Swift: The downsides of lazy var (part 2)

Continue from the previous post, we will look into a few problems when working with lazy var.

Problems

Problem 1: not working smoothly with structs

Since the getter of lazy var is mutating, using it with structs sometimes requires extra work. For example, this code below does not compile:

struct Person {
	private lazy var name = "thuyen"
	var alias: String { return name } 	// error: Cannot use mutating getter on immutable
}

To make this code work, we have to explicitly declare getter of alias as mutating. But personally, I would rather not make an object mutable just in order to access a specific property.

struct Person {
	private lazy var name = "thuyen"
	var alias: String {
		mutating get { return name }
	}
}

Another approach is to wrap lazy var inside a class LazyBox, like in this article. We will later use this approach as we can handle more issues such as concurrency.

final class LazyBox<T> {
	private var _value: T?
	private let compute: () -> T
	init(_ compute: @escaping () -> T) {
		self.compute = compute
	}

	var value: T {
		if let _value = _value { return _value }
		let v = compute()
		_value = v
		return v
	}
}

struct Person {
	private let _name = LazyBox<String> { "thuyen" }
	var alias: String { return _name.value }
}

Problem 2: concurrency

Another problem is that lazy var is not thread-safe which means the closure can get executed multiple times due to accesses from different threads.
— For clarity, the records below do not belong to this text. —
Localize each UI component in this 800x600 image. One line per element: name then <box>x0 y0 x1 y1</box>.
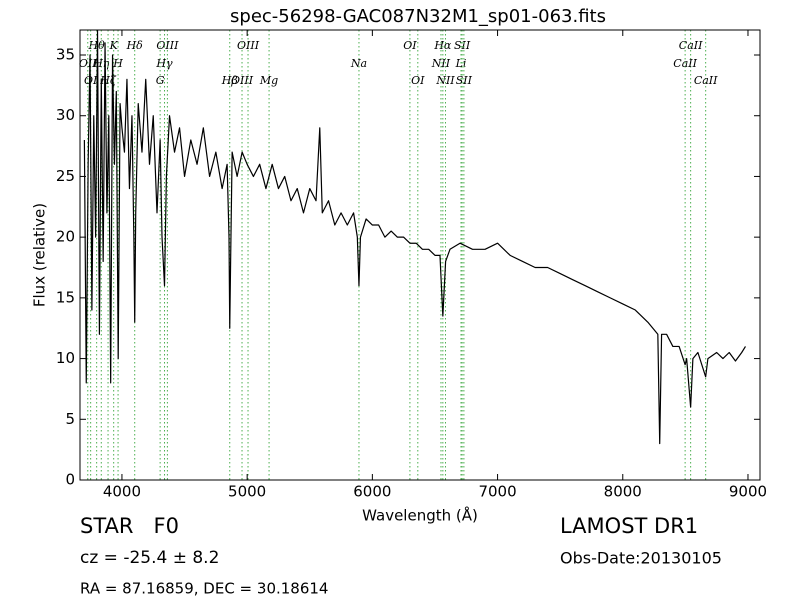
obs-date: Obs-Date:20130105 <box>560 549 722 568</box>
x-tick-label: 5000 <box>228 483 266 501</box>
x-tick-label: 8000 <box>604 483 642 501</box>
spectral-line-label: CaII <box>673 57 697 70</box>
spectral-line-label: Li <box>455 57 467 70</box>
x-tick-label: 7000 <box>478 483 516 501</box>
y-axis-label: Flux (relative) <box>31 203 49 307</box>
spectrum-line <box>83 30 746 445</box>
spectral-line-label: SII <box>454 39 471 52</box>
redshift: cz = -25.4 ± 8.2 <box>80 548 219 568</box>
spectral-line-label: Hη <box>92 57 110 70</box>
x-axis-label: Wavelength (Å) <box>362 506 478 525</box>
spectral-line-label: Mg <box>259 74 278 87</box>
chart-title: spec-56298-GAC087N32M1_sp01-063.fits <box>230 6 606 27</box>
y-tick-label: 15 <box>56 288 75 306</box>
spectral-line-label: OIII <box>231 74 254 87</box>
spectral-line-label: H <box>112 57 123 70</box>
spectral-line-label: CaII <box>694 74 718 87</box>
y-tick-label: 30 <box>56 106 75 124</box>
y-tick-label: 35 <box>56 46 75 64</box>
spectral-line-label: CaII <box>679 39 703 52</box>
y-tick-label: 10 <box>56 349 75 367</box>
plot-frame <box>79 29 761 481</box>
spectral-line-label: Hγ <box>155 57 173 70</box>
y-tick-label: 5 <box>65 410 75 428</box>
spectral-line-label: Na <box>350 57 367 70</box>
spectral-line-label: OI <box>403 39 417 52</box>
spectral-line-label: SII <box>456 74 473 87</box>
y-tick-label: 0 <box>65 471 75 489</box>
spectral-line-label: K <box>109 39 119 52</box>
coordinates: RA = 87.16859, DEC = 30.18614 <box>80 580 328 598</box>
spectral-line-label: OIII <box>156 39 179 52</box>
spectral-line-label: Hβ <box>221 74 238 87</box>
spectral-line-label: Hθ <box>88 39 106 52</box>
x-tick-label: 6000 <box>353 483 391 501</box>
spectral-line-label: OIII <box>237 39 260 52</box>
spectral-line-label: Hδ <box>126 39 144 52</box>
x-tick-label: 4000 <box>103 483 141 501</box>
spectral-line-label: NII <box>431 57 451 70</box>
survey: LAMOST DR1 <box>560 514 698 538</box>
spectral-line-label: OII <box>79 57 97 70</box>
y-tick-label: 20 <box>56 228 75 246</box>
spectral-line-label: OI <box>411 74 425 87</box>
spectral-line-label: NII <box>435 74 455 87</box>
spectral-line-label: G <box>156 74 165 87</box>
object-class: STAR F0 <box>80 514 179 538</box>
x-tick-label: 9000 <box>729 483 767 501</box>
y-tick-label: 25 <box>56 167 75 185</box>
spectral-line-label: Hα <box>433 39 452 52</box>
spectral-line-label: OI <box>84 74 98 87</box>
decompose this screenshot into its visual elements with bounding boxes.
This is also mentioned in the Apple documentation:

If a property marked with the lazy modifier is accessed by multiple threads simultaneously and the property has not yet been initialized, there is no guarantee that the property will be initialized only once.

To prevent race condition, a simple implementation is to lock every read to the value:

final class LazyBox<T> {
	private let lock: Synchronizing = NSLock()
	private lazy var _lazyValue: T = compute()
	...
	var value: T {
		return lock.sync { _lazyValue }
	}
}
extension Locking {
	func lock()
	func unlock()
}

protocol Synchronizing {
	func sync<T>(execute: () throws -> T) rethrows -> T
}

extension Locking {
	func sync<T>(execute: () throws -> T) rethrows -> T {
		defer { unlock() }
		lock()
		return try execute()
	}
}

// Let's use NSLock for simplicity. Alternatives: DispatchQueue, pthread_mutex_t, semaphore...
extension NSLock: Locking, Synchronizing { }

Now, it works as expected. However, the computation should only occur in the first read access. Locking every read will hurt performance a bit. Therefore, a better implementation is to lock the computation instead.

final class LazyBox<T> {
	...
	var value: T {
		if let _value = _value { return _value }
		return lock.sync {
			// Perform computation here
			...
		}
	}
}

Note that performing computation more than once is still fine as long as they are synchronous and later computation reuses the result of previous ones. We know for sure that in the next execution inside lock.sync, we definitely have _value computed. Then we can reuse that result, like this:

final class LazyBox<T> {
	...
	var value: T {
		if let _value = _value { return _value }
		return lock.sync {
			// Check again if the value is already computed (from the first one get called)
			if let _value = _value { return _value }
			let v = compute()
			_value = v
			return v
		}
	}
}

Benchmark

I ran a performance test for the two implementations (locking computation only vs. locking every read). The result shows a significant performance gain for the former one (0.002s as compared to 0.065s). The code for the benchmark can be found here.